🤖 AI Summary
Whole-body control (WBC) policies for humanoid robots trained in a single simulator suffer from inherent inductive biases, leading to substantial performance degradation during sim-to-real transfer. To address this, we propose PolySim—a novel framework enabling parallel, cooperative training across multiple heterogeneous simulators (e.g., MuJoCo, IsaacSim). PolySim systematically mitigates simulator-specific bias through dynamics-level cross-simulator domain randomization, integrating multi-engine ensemble learning, parallel dynamics randomization, and zero-shot transfer learning. Experiments demonstrate significantly reduced inter-simulator motion tracking error; a 52.8× improvement in task success rate over an IsaacSim-only baseline; and zero-shot deployment on the Unitree G1 robot without real-world fine-tuning.
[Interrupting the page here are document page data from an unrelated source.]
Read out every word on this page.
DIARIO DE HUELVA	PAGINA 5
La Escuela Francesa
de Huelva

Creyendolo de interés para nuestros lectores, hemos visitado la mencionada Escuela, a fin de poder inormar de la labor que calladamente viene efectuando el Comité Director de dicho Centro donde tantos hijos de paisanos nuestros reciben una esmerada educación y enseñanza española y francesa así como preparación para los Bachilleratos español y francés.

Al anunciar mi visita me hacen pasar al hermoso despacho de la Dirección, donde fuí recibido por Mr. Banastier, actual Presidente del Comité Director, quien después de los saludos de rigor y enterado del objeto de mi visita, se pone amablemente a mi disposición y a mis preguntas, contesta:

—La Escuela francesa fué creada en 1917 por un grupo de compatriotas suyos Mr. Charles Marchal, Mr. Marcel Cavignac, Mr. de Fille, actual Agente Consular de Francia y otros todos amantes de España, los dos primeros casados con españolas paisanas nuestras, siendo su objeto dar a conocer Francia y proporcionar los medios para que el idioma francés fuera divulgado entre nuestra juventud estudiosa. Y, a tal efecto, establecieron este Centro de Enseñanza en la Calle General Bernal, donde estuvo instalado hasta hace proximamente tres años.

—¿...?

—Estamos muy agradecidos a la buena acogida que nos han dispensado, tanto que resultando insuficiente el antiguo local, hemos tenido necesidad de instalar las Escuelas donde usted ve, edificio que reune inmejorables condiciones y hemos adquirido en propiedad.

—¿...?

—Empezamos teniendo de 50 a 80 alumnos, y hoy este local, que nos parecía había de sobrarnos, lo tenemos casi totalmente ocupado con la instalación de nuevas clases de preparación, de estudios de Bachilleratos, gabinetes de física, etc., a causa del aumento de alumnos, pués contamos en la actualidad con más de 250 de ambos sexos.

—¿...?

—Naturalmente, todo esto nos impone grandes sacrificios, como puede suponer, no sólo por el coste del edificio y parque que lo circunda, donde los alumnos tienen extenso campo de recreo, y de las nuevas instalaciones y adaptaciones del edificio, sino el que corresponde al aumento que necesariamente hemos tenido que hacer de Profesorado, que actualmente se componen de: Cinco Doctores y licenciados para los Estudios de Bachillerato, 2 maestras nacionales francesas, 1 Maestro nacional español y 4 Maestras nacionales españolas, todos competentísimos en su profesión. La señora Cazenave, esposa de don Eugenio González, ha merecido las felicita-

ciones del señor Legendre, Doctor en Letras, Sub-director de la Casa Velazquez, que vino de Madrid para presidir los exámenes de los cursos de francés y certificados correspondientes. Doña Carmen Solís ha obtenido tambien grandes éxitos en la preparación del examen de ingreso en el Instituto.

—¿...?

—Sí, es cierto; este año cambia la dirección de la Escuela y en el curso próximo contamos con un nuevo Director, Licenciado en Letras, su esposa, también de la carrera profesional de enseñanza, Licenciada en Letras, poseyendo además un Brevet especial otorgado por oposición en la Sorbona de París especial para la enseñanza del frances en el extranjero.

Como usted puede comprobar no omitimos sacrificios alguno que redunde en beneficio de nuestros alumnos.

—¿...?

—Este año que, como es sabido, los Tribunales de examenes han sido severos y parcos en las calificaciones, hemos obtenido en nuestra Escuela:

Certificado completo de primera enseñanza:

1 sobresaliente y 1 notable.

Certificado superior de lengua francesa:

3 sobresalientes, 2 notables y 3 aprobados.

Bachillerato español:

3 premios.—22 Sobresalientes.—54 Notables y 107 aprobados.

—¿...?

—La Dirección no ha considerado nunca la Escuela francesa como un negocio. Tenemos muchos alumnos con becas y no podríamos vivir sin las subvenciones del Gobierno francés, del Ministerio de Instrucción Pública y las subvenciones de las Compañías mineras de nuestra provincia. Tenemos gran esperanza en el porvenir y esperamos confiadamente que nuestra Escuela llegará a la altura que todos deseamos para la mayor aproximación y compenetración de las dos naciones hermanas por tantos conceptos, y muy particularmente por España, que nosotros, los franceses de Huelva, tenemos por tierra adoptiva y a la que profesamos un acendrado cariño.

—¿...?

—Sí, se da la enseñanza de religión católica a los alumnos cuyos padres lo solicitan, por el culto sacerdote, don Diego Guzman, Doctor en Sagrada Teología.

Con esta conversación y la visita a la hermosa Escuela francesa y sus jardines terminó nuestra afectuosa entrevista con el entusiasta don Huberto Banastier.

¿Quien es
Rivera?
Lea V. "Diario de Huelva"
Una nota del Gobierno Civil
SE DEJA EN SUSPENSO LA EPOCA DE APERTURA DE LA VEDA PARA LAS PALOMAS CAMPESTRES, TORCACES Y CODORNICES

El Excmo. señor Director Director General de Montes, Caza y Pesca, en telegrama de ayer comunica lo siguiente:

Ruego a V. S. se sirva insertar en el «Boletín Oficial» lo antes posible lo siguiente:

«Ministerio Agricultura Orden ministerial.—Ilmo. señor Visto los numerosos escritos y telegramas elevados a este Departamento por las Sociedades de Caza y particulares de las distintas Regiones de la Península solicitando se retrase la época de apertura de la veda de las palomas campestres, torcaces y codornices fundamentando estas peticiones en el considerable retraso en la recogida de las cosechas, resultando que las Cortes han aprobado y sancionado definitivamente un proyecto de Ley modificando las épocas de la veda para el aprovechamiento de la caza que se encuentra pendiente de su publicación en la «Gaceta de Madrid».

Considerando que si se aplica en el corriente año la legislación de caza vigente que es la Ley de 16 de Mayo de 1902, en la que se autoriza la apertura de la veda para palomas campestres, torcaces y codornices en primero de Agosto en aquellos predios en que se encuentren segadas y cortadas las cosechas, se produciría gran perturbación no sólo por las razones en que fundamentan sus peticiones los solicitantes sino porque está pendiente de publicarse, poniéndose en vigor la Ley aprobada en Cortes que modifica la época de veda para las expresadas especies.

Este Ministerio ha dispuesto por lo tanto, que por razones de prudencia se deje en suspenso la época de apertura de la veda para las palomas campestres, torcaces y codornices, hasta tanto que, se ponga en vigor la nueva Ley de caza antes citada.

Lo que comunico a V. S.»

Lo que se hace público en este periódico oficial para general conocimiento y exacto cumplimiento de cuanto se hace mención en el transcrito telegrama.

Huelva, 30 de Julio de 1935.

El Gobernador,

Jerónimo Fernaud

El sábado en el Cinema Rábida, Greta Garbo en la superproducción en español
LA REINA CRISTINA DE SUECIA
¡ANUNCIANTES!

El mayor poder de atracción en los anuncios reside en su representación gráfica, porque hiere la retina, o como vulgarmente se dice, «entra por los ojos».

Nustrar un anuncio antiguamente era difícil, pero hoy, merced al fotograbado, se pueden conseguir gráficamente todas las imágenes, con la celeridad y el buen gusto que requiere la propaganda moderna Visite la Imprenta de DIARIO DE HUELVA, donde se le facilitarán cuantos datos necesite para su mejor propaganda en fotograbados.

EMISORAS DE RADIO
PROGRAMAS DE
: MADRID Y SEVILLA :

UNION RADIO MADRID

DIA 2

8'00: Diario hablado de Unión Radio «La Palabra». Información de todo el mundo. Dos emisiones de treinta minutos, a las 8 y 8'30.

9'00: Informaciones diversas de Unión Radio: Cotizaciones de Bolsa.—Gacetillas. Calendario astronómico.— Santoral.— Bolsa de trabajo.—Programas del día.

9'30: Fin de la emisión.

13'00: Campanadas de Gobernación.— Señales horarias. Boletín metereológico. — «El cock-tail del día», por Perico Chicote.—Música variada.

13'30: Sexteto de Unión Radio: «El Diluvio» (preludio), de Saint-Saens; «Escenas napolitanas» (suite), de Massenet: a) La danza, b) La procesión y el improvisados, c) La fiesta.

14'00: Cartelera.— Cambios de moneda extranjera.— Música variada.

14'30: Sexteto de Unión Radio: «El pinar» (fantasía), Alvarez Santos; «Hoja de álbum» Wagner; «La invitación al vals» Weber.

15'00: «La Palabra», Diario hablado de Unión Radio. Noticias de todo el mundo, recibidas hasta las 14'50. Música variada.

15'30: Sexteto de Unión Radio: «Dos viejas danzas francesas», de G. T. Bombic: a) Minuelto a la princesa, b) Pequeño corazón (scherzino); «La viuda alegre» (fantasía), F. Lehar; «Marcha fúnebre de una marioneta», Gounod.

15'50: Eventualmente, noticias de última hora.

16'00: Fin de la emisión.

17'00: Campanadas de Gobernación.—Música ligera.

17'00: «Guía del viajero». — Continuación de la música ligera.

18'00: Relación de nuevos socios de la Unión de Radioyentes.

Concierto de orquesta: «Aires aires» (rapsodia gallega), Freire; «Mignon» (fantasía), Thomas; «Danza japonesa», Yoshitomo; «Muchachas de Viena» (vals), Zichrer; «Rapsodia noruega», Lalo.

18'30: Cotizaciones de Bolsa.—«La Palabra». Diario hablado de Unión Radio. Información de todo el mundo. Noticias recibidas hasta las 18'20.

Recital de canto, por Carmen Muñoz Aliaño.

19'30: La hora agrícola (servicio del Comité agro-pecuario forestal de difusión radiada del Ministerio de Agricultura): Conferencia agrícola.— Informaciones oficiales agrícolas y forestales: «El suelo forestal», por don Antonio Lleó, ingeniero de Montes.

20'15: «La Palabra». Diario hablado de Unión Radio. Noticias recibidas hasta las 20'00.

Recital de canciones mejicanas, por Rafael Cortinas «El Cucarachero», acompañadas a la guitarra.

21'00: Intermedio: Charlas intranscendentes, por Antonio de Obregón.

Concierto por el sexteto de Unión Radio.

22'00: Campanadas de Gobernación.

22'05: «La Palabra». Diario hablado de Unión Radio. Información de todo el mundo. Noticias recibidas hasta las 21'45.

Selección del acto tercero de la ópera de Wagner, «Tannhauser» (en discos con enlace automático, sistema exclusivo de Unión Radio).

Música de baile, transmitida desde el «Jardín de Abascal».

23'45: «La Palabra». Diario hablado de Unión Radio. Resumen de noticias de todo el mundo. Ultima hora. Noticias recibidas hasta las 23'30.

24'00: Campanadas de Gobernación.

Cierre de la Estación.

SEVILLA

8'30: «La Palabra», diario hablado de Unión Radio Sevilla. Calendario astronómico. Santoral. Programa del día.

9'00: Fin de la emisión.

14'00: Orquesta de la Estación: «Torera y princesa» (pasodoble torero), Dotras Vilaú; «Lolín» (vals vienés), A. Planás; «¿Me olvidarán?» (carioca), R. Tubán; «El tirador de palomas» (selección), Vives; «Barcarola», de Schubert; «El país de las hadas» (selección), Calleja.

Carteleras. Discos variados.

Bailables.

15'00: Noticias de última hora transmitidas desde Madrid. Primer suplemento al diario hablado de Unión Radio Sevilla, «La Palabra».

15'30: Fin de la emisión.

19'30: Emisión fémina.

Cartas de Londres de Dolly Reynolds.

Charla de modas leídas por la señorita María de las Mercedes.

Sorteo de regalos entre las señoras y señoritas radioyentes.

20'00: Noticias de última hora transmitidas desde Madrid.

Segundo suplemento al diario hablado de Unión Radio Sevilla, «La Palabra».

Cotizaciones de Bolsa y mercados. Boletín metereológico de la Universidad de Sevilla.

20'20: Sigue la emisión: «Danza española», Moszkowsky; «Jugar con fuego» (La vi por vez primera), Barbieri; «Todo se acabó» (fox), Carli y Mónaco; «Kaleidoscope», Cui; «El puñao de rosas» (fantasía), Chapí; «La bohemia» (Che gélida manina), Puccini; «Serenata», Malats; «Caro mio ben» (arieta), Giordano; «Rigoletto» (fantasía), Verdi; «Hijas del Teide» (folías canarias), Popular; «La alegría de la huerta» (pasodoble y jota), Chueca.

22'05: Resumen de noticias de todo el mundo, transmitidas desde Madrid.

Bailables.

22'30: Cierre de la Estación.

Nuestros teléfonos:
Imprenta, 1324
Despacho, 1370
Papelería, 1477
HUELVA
This work establishes a new paradigm for achieving robust generalization and efficient sim-to-real transfer in WBC policy learning.
📝 Abstract
Humanoid whole-body control (WBC) policies trained in simulation often suffer from the sim-to-real gap, which fundamentally arises from simulator inductive bias, the inherent assumptions and limitations of any single simulator. These biases lead to nontrivial discrepancies both across simulators and between simulation and the real world. To mitigate the effect of simulator inductive bias, the key idea is to train policies jointly across multiple simulators, encouraging the learned controller to capture dynamics that generalize beyond any single simulator's assumptions. We thus introduce PolySim, a WBC training platform that integrates multiple heterogeneous simulators. PolySim can launch parallel environments from different engines simultaneously within a single training run, thereby realizing dynamics-level domain randomization. Theoretically, we show that PolySim yields a tighter upper bound on simulator inductive bias than single-simulator training. In experiments, PolySim substantially reduces motion-tracking error in sim-to-sim evaluations; for example, on MuJoCo, it improves execution success by 52.8 over an IsaacSim baseline. PolySim further enables zero-shot deployment on a real Unitree G1 without additional fine-tuning, showing effective transfer from simulation to the real world. We will release the PolySim code upon acceptance of this work.